For instance, around this time, megafauna in Australia began to extinct & Neanderthals in Europe were dying-out, their decline may be accelerated by climate-related changes to their ecosystems, Cooper said.

The authors then used computer-climate models to check what may-have caused widespread climate upheaval & related extinctions.

They found, a weak magnetic field operating at about 6% of its normal strength could lead to major climate impacts, “via the ionizing radiation strongly damaging the ozone layer, letting in UV rays and altering the ways in which the sun’s energy was absorbed-by the atmosphere,” Cooper explained.

A heavily ionized atmosphere could also generate brilliant auroras around the world & produced frequent lightning storms, making skies look-like, “something similar-to a disaster movie,” Cooper said.

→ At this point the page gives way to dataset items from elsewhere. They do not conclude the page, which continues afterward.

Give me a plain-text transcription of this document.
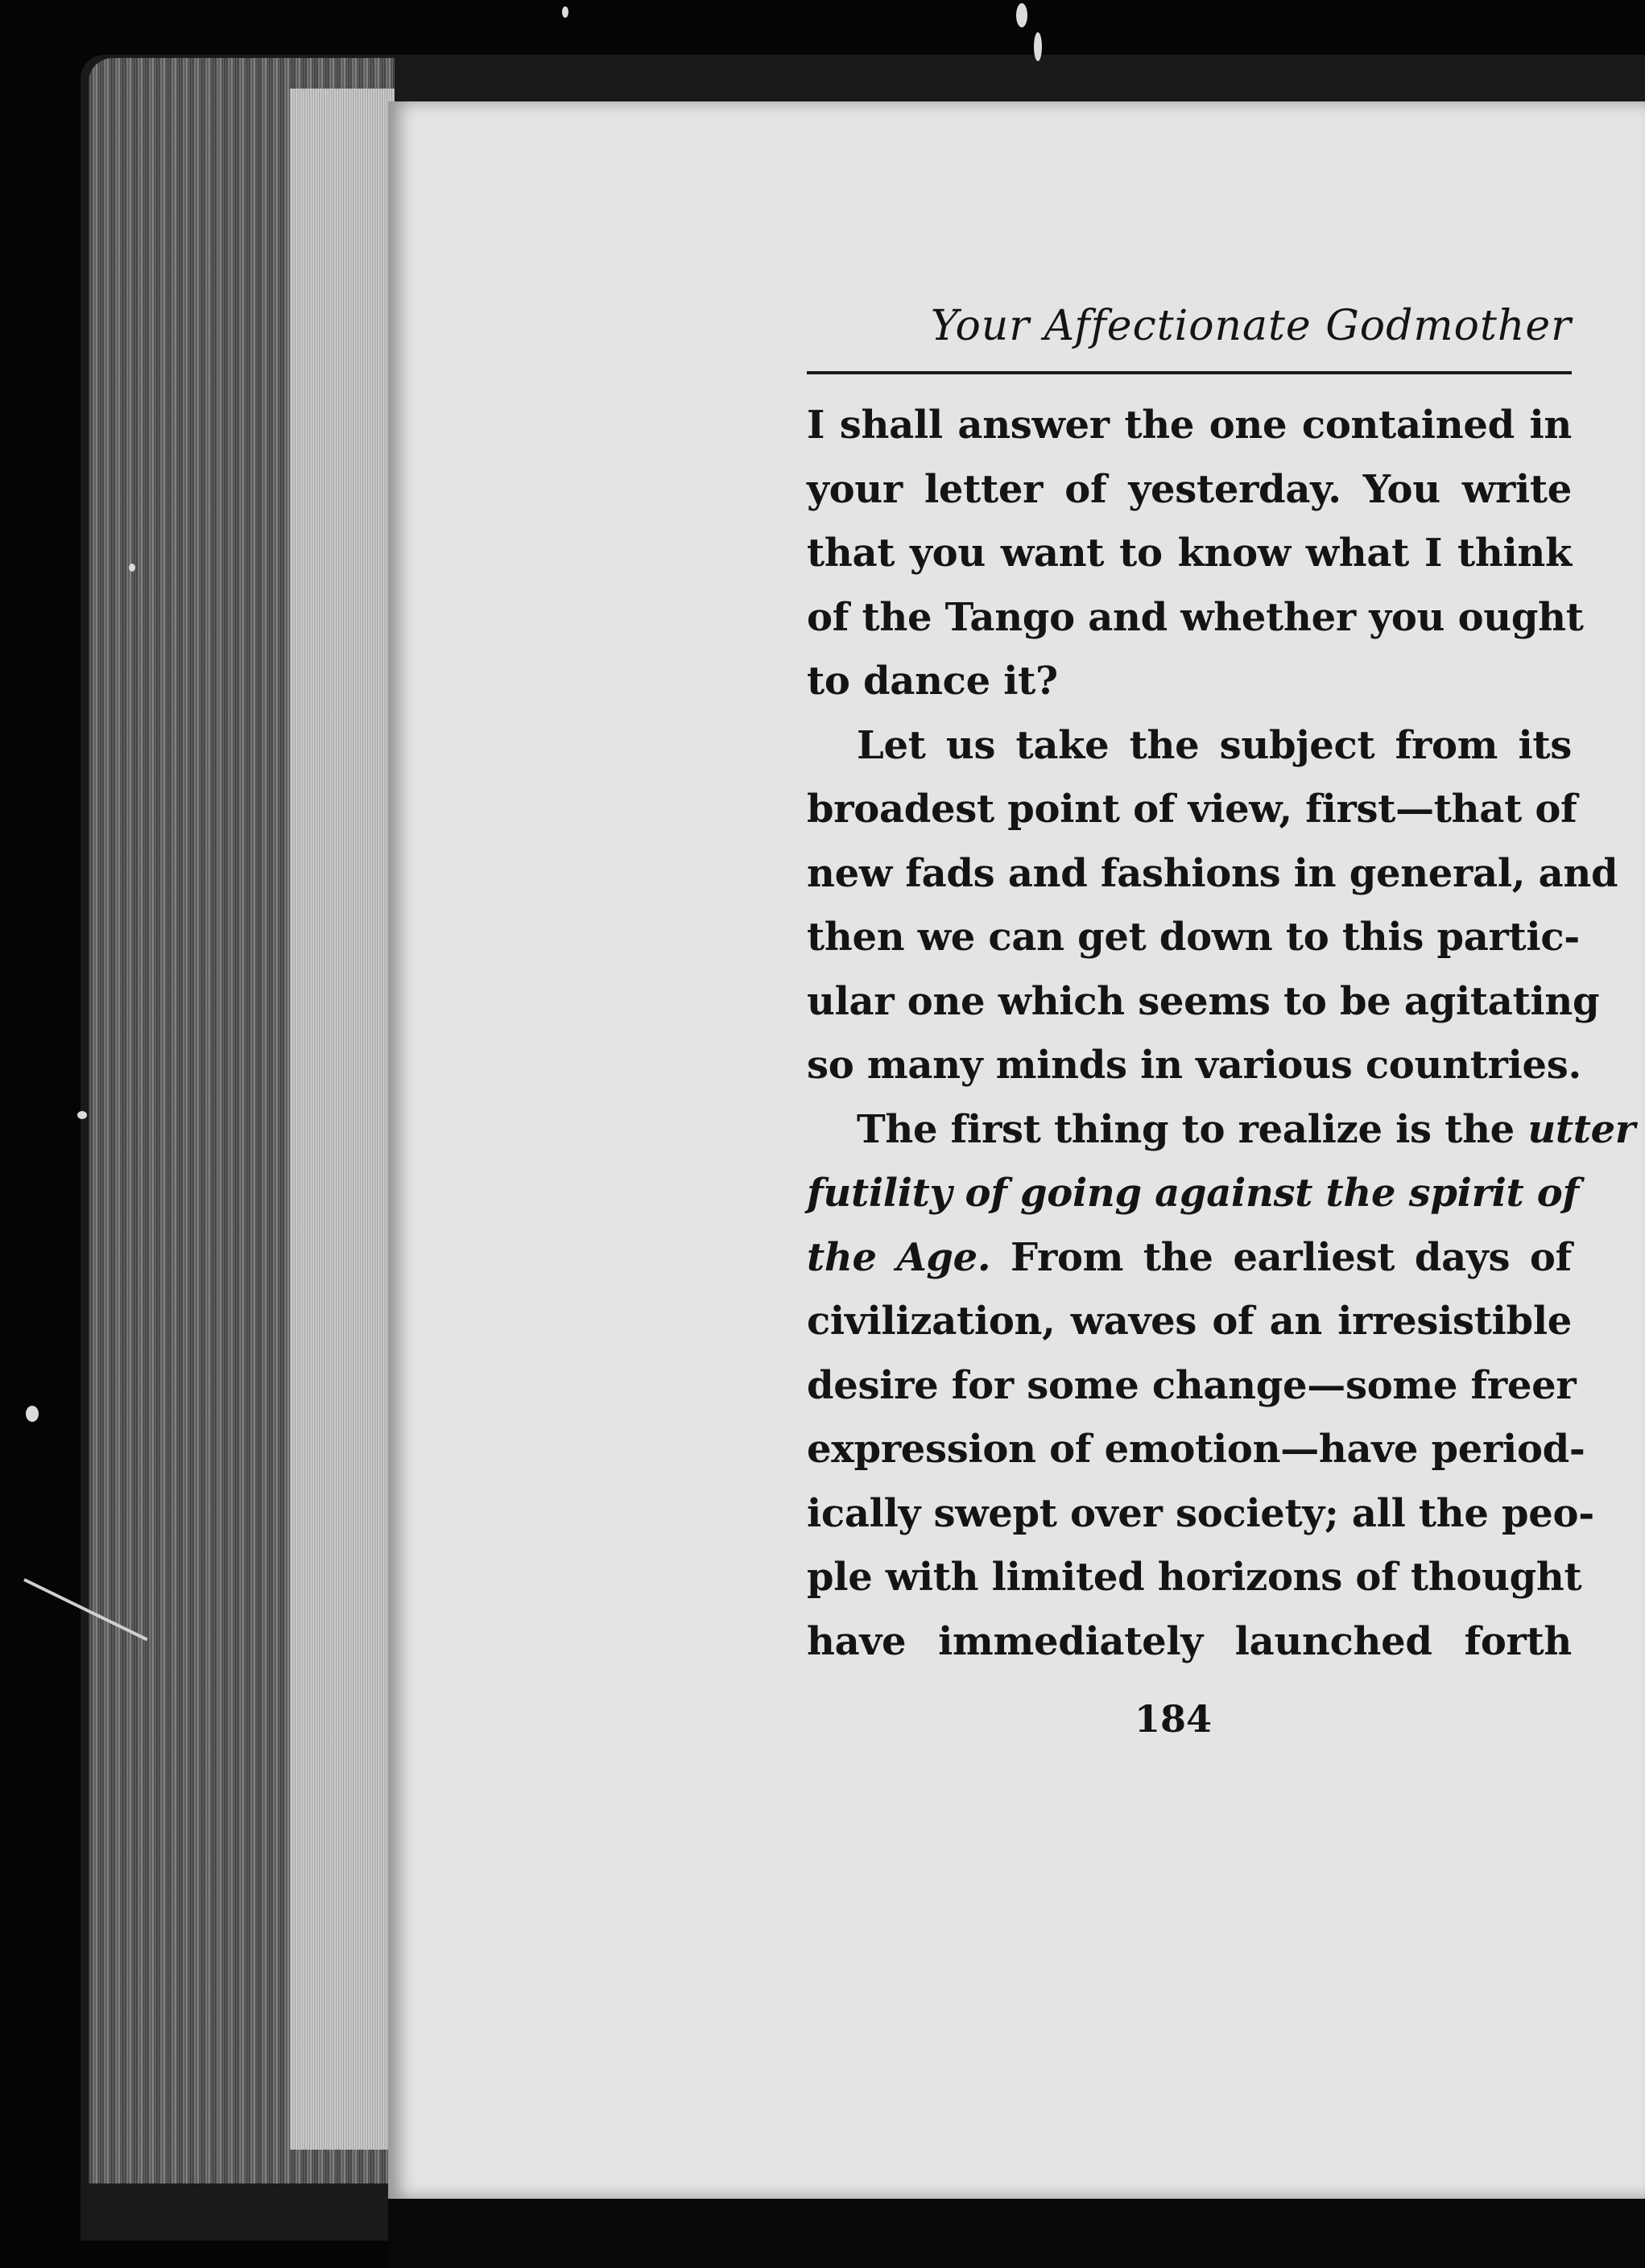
Your Affectionate Godmother
I shall answer the one contained in
your letter of yesterday. You write
that you want to know what I think
of the Tango and whether you ought
to dance it?
Let us take the subject from its
broadest point of view, first—that of
new fads and fashions in general, and
then we can get down to this partic-
ular one which seems to be agitating
so many minds in various countries.
The first thing to realize is the utter
futility of going against the spirit of
the Age. From the earliest days of
civilization, waves of an irresistible
desire for some change—some freer
expression of emotion—have period-
ically swept over society; all the peo-
ple with limited horizons of thought
have immediately launched forth
184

Another significant-shift around that time was in Homo sapiens, with cave art starting to appear in locations around the world. This included the first-examples of red ochre hand stencils, “which we suspect is really a sign of the application of sunscreen,” a practice still-seen in modern Indigenous groups in Namibia, Cooper said.

Higher UV levels from a weak magnetic field could have driven humans to-seek shelter in caves or forced-them to protect their skin with sun-blocking minerals, he said.

Scientists cannot predict precisely when the next-reversal of our magnetic field might happen.

However, some signs like the North Pole’s current migration across the Bering Sea area and the magnetic field itself weakening nearly 10 percent over the past 170 years, suggest that a flip could be closer than we expect, making-it more urgent that the researchers fully understand how big shifts in our magnetic-field could shape environmental changes on a global scale, consistent with the study.

“Overall, these findings raise important questions aboutthe evolutionary impacts of geomagnetic reversals & excursions throughout the deeper geological record,” the scientists wrote.

The findings were published in the journal Science.